Part 1: Speed Reserve and the Grappler's Engine
The Energy System Mistake
When somebody thinks about conditioning, they think about the relentless grinding; those rounds when your lungs are burning and your arms feel like wet cement. The instinct is to simulate more of that feeling in training: sprint repeats, shuttle runs, extended drilling. The logic seems sound: if the sport is hard, make practice harder.
But true maximal sprinting draws almost exclusively from the phosphagen system. Stored ATP, depleted in seconds. That system has essentially nothing to do with the aerobic and glycolytic pathways that actually fuel a long match or a hard training session. If you're using sprint repeats as a conditioning tool, you're not training the system you think you are. You're either training speed (if the sprints are truly maximal and the rest is complete), or something murky in between, and doing neither well.

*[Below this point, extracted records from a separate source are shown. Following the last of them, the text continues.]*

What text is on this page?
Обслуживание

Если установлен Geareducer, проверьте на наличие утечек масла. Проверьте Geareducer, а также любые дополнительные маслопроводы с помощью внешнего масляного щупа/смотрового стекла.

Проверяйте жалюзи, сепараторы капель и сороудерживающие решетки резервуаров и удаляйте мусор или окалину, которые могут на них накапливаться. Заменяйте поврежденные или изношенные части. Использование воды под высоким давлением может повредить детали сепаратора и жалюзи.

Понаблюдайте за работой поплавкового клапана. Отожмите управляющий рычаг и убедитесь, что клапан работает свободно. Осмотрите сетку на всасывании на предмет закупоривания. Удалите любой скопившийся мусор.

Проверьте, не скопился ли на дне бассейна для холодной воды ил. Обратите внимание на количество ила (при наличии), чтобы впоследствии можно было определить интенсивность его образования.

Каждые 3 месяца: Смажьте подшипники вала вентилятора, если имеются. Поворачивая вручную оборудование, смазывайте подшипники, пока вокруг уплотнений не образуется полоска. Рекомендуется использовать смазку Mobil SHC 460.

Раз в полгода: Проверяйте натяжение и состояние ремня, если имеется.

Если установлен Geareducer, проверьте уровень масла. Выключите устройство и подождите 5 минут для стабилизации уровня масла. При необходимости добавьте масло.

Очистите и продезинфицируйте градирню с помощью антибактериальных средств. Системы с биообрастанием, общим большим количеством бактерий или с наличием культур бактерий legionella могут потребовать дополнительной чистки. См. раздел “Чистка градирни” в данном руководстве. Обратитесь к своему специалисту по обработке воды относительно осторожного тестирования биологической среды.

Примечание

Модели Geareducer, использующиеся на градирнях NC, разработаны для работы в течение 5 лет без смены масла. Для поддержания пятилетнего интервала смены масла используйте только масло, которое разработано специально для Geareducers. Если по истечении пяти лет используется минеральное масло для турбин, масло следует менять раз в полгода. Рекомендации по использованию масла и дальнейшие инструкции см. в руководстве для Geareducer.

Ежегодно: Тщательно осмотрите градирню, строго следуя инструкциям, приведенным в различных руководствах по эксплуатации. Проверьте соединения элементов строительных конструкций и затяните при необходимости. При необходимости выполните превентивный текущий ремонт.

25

This matters because BJJ already provides its own conditioning stimulus in abundance: multiple sessions per week, live rolling, drilling, positional sparring. Your aerobic system is getting worked. The question is what your mat time isn’t developing. The answer is speed and power.
Speed Reserve: The Hidden Conditioning Tool
Speed reserve is the gap between your maximum output and the output your sport demands. If your top speed is 100% and a scramble requires 80%, you're operating at high relative intensity; recovery is slow, decision-making degrades, and technique breaks down under fatigue.
Now imagine you've trained speed and power to the point that the same scramble only demands 65%. You recover faster, stay clearer between exchanges, and sustain technical movement longer. The athlete with greater peak power output experiences these moments as less costly. What exhausts a less powerful grappler becomes a sustainable pace. Getting faster and more powerful is, in a very real sense, getting in better shape; not by building more aerobic capacity, but by making aerobic capacity go further.